There is always lots of discussion about midblock crossings, and the term “jaywalking” was developed in the 1920’s to refer to those pedestrians who darted mid-block instead of freeing up that road space for rapidly moving vehicles. Pedestrians were moved to intersections controlled by engineering traffic standards, as the assumption was that traffic engineers were better judges of pedestrian safety than the pedestrians themselves.The American  Federal Highway Administration (FHA) striped highway pavements with the assumption that pedestrians are safer crossing at intersections with traffic lights and with all kinds of turning movements versus mid block two-way vehicular traffic.

I have also written about my involvement with the installation of the first permanent raised crosswalk in Vancouver located at East 22nd Avenue and Commercial Street north of Lord Selkirk Elementary School. The raised crosswalk is a walkable speed hump that is at the same grade as the sidewalk on either side of the street. The raised crosswalk serves to  elevate the pedestrian, and slows vehicular traffic which should be travelling the posted school speed limit anyway. You have probably driven over the  raised crosswalks located outside the Vancouver Airport.
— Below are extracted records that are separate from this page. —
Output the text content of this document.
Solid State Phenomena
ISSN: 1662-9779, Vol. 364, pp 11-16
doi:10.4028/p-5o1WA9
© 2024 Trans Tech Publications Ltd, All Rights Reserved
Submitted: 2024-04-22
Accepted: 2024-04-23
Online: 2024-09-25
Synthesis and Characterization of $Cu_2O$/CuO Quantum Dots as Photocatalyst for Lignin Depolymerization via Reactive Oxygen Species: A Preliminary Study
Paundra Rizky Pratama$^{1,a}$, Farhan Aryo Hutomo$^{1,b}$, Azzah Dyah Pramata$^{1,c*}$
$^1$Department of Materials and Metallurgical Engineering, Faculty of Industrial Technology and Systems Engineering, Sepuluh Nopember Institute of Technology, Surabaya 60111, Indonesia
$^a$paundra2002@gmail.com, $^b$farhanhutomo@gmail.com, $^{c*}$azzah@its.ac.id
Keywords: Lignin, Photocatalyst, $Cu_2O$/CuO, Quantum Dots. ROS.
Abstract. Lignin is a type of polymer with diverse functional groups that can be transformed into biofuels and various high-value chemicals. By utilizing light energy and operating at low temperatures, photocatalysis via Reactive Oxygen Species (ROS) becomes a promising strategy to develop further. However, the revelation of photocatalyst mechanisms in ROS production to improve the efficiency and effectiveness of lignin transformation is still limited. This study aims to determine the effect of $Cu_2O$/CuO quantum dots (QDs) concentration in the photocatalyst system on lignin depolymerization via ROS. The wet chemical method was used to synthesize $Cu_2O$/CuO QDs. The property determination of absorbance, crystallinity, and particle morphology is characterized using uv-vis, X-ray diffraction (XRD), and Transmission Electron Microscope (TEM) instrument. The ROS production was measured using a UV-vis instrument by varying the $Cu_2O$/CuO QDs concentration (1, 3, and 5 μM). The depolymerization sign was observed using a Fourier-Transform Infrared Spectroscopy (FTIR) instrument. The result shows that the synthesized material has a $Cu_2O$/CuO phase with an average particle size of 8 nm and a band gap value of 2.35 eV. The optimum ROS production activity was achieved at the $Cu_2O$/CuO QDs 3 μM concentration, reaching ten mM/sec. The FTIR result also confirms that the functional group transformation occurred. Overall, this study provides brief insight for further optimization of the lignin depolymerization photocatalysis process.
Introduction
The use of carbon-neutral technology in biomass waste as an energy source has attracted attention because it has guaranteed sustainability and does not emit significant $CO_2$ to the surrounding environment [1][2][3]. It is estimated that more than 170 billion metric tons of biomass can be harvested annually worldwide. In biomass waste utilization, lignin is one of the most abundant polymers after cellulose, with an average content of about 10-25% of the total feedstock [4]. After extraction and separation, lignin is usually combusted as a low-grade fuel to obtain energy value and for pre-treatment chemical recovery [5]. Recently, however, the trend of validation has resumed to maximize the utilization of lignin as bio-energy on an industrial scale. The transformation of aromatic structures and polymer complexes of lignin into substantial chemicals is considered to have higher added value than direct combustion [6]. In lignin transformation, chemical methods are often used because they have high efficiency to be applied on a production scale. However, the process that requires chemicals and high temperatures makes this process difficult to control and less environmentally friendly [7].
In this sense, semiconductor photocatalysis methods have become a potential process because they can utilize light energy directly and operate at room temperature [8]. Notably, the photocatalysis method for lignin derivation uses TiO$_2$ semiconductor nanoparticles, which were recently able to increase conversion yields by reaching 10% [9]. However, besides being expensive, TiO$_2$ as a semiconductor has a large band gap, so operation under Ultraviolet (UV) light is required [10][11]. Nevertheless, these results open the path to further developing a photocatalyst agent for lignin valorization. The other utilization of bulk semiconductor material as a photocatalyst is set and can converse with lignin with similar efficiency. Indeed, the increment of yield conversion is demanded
So how effective are mid-block crossings and raised crosswalks at making pedestrians safer, more comfortable and secure on the street?Angie Schmitt of StreetsBlog has been collecting data on pedestrians and crossing safely, and the statistics she has found are quite shocking. In looking at how many drivers yield to pedestrians at a crosswalk without a traffic signal or signage, she found that only 16 to 32 percent of drivers will stop for those pedestrians.